In 2020 we chose our first partners: the Ghana Center for Democratic Development (CDD-Ghana), a think tank influencing government policy from the outside, and the Ghana Statistical Service (GSS), which helps shape decisions from inside government.
The current practice areas and research priorities of both align well with our own, and AidData has worked in Ghana previously. Partnership-building is ongoing.
From bilateral relationships to a networked ecosystem
There are several areas of AidData’s work that we think resonate with our partners, including: expertise in using satellite imagery to measure a variety of development outcomes over geographic space and time; giving statisticians in Africa access to satellites and artificial intelligence; leveraging machine learning in order to generate causal and predictive results from big data sources; evaluating how governments can extend their reach via social networks; and new studies on social diffusion and networks.
With CDD-Ghana, AidData will develop new ways of measuring development outcomes within households, including women’s empowerment and girls’ schooling experiences.

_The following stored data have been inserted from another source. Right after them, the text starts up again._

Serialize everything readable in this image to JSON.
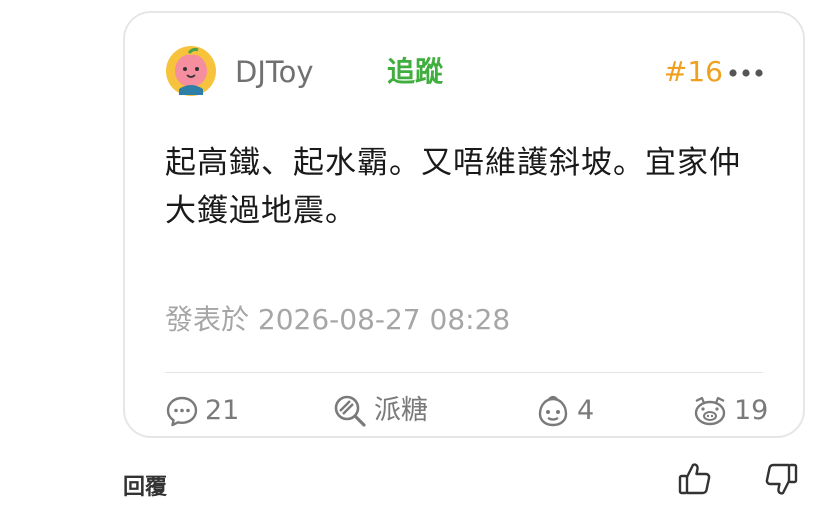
{
  "post": {
    "username": "DJToy",
    "follow_label": "追蹤",
    "floor": "#16",
    "content": "起高鐵、起水霸。又唔維護斜坡。宜家仲大鑊過地震。",
    "posted_at": "發表於 2026-08-27 08:28"
  },
  "actions": {
    "comments_count": "21",
    "candy_label": "派糖",
    "reaction_count": "4",
    "pig_count": "19"
  },
  "footer": {
    "reply_label": "回覆"
  },
  "colors": {
    "follow": "#3fae3f",
    "floor": "#f0a01e",
    "muted": "#a6a6a6",
    "icon": "#7a7a7a"
  },
  "icons": {
    "avatar": "peach-character-avatar",
    "more": "more-dots-icon",
    "comment": "comment-bubble-icon",
    "candy": "candy-magnifier-icon",
    "reaction": "face-icon",
    "pig": "pig-icon",
    "like": "thumbs-up-icon",
    "dislike": "thumbs-down-icon"
  }
}
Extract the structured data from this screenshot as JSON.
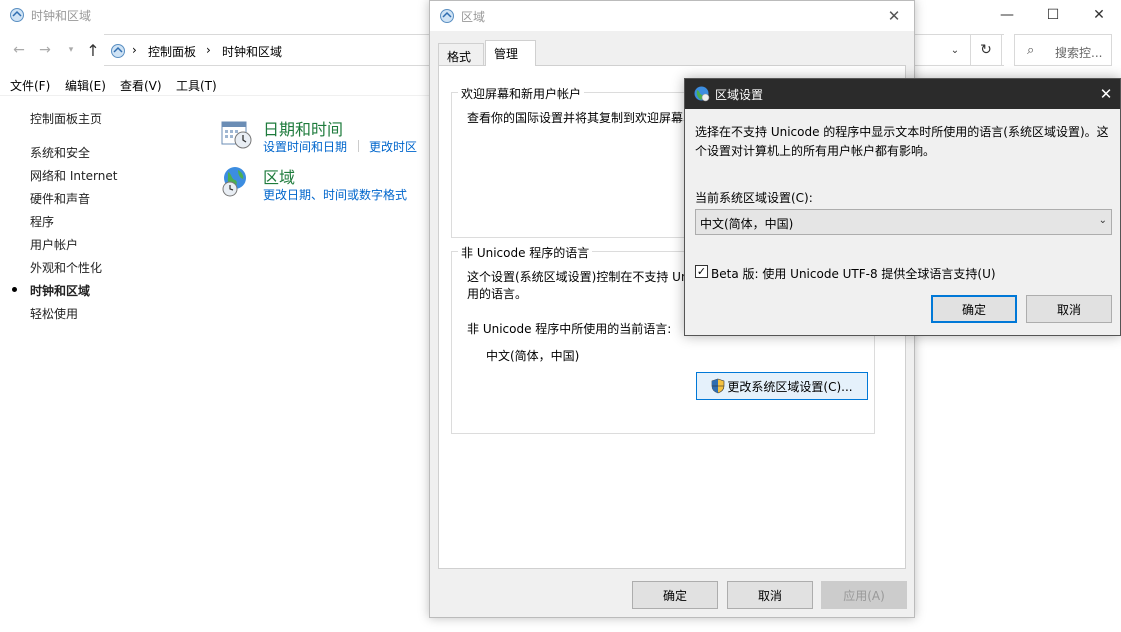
{
  "control_panel": {
    "title": "时钟和区域",
    "window_buttons": {
      "minimize": "—",
      "maximize": "☐",
      "close": "✕"
    },
    "nav": {
      "back": "←",
      "forward": "→",
      "dropdown": "▾",
      "up": "↑",
      "refresh": "↻",
      "addr_dropdown": "⌄"
    },
    "breadcrumb": [
      "›",
      "控制面板",
      "›",
      "时钟和区域"
    ],
    "search_placeholder": "搜索控...",
    "search_icon": "⌕",
    "menu": [
      "文件(F)",
      "编辑(E)",
      "查看(V)",
      "工具(T)"
    ],
    "sidebar": [
      "控制面板主页",
      "系统和安全",
      "网络和 Internet",
      "硬件和声音",
      "程序",
      "用户帐户",
      "外观和个性化",
      "时钟和区域",
      "轻松使用"
    ],
    "categories": [
      {
        "title": "日期和时间",
        "links": [
          "设置时间和日期",
          "更改时区"
        ]
      },
      {
        "title": "区域",
        "links": [
          "更改日期、时间或数字格式"
        ]
      }
    ]
  },
  "region_dialog": {
    "title": "区域",
    "close": "✕",
    "tabs": [
      "格式",
      "管理"
    ],
    "welcome_group": {
      "title": "欢迎屏幕和新用户帐户",
      "text": "查看你的国际设置并将其复制到欢迎屏幕、"
    },
    "unicode_group": {
      "title": "非 Unicode 程序的语言",
      "text_line1": "这个设置(系统区域设置)控制在不支持 Uni",
      "text_line2": "用的语言。",
      "current_label": "非 Unicode 程序中所使用的当前语言:",
      "current_value": "中文(简体，中国)",
      "change_button": "更改系统区域设置(C)..."
    },
    "buttons": {
      "ok": "确定",
      "cancel": "取消",
      "apply": "应用(A)"
    }
  },
  "region_settings": {
    "title": "区域设置",
    "close": "✕",
    "description": "选择在不支持 Unicode 的程序中显示文本时所使用的语言(系统区域设置)。这个设置对计算机上的所有用户帐户都有影响。",
    "current_label": "当前系统区域设置(C):",
    "current_value": "中文(简体，中国)",
    "dropdown_arrow": "⌄",
    "beta_checkbox_checked": true,
    "beta_label": "Beta 版: 使用 Unicode UTF-8 提供全球语言支持(U)",
    "check_mark": "✓",
    "buttons": {
      "ok": "确定",
      "cancel": "取消"
    }
  }
}
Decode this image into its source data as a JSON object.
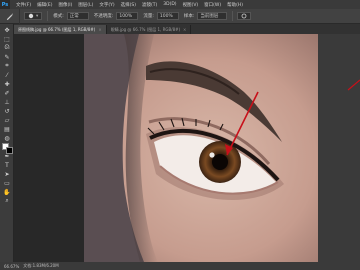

CDD-Ghana and AidData will also work together to evaluate how government institutions can more effectively disseminate information – about things like health and safety precautions and farming techniques – to the people who they are trying to reach. Meanwhile, AidData will help GSS assess its readiness to integrate machine learning and satellite imagery into its ongoing efforts to measure poverty over geographic space and time.
Initially, we are working bilaterally with each organisation, in AidData–CDD-Ghana and AidData–GSS dyads. But crucial to our strategy is building relationships across a networked ecosystem where we jointly encourage transparency, sharing, replication and enhancement and adaptability.
The parts of this research ecosystem include think tanks, university research labs, government agencies, advocacy and transparency organisations, with outputs shared across civil society, including with the media. Key to this will be a concerted effort at joint communications and outreach.
Further down the road, AidData hopes to take its learnings from the Ghana partnerships to engage with a broader set of organisations on the continent, perhaps initially in two–three countries.